Fire isn't reserved for main dishes, either. Genuine capsaicin addicts can also knock back Pecos Heat Chile Pepper Tequila and snack on XXX Hot Fire Nuggets, billed as the hottest pretzels in the world. They can even satisfy their sweet tooth with Hot Chocolate. Make no mistake--this isn't the steamy, marshmallow-filled comfort beverage Mom used to make when you came in from sledding. The chilehead version is chocolate candies filled with jalapeno jam.
Like many people with hobbies, chileheads are easy targets for gift-giving family and friends. "We just had our wedding reception a couple of weeks ago, and we had 200 guests," says Barckholtz. "And you could imagine what the primary gifts were: salsas, dried peppers, pepper oils. I could start a store now."

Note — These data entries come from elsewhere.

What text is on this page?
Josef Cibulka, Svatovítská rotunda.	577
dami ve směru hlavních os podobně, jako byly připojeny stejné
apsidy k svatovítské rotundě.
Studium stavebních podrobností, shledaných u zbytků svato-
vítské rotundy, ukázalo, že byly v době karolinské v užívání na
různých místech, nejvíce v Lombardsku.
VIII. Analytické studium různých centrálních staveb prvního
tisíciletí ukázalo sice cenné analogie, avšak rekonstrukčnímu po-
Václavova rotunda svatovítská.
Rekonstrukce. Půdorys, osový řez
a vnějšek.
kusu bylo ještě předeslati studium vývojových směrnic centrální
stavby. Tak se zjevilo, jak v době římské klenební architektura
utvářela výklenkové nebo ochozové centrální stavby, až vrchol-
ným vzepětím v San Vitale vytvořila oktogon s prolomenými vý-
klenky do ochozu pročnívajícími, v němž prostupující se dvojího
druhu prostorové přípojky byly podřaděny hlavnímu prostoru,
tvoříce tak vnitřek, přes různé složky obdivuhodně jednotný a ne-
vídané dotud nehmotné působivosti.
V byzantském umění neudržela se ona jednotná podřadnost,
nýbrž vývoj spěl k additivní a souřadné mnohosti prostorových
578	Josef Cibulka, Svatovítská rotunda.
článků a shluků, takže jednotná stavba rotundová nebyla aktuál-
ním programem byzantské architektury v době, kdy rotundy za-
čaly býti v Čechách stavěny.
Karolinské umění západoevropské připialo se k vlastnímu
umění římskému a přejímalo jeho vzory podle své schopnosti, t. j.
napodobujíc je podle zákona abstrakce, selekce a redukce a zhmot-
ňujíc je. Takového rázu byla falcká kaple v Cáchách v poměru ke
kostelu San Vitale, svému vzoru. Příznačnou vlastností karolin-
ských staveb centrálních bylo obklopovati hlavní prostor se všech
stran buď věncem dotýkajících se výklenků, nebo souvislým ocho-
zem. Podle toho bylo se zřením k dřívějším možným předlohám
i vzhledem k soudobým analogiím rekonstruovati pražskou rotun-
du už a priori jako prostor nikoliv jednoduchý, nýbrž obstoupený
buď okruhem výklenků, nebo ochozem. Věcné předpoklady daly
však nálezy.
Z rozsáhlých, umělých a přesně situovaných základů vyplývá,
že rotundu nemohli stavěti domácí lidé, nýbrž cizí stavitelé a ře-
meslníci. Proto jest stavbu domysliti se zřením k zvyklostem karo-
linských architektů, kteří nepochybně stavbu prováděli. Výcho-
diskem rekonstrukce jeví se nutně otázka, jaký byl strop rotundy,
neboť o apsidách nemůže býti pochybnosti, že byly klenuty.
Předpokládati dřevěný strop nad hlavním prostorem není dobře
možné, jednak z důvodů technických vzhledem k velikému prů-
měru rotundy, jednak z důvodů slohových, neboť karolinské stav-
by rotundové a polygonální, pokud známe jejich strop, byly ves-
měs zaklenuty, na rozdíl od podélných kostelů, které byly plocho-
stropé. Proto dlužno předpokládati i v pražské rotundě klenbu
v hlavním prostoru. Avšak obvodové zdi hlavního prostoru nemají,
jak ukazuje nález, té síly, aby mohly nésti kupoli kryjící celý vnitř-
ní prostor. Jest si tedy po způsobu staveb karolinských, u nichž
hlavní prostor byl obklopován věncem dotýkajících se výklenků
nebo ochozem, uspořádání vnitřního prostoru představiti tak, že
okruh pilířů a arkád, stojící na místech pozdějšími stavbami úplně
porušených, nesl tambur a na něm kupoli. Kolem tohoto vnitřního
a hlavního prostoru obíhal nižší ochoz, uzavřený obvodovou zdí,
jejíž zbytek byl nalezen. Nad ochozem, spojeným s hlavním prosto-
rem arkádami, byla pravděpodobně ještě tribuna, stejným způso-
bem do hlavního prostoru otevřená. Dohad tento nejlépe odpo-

Hot-food boutiques aren't unheard of, but Barckholtz is beginning to generate a different kind of business from his obsession. On his wedding cruise, he met some chile-product manufacturers. One was so taken with a bottle-label design Barckholtz and his wife had created for a local Ad Club competition that the couple's "Road to Flame" graphic will appear on the manufacturer's new habanero sauce.
Hobbies are no fun alone, so it's fortunate that Shriner shares her husband's appreciation for fire. "We go to this Chinese restaurant that has levels zero through five," says Barckholtz, "and she's right up there at four or five now."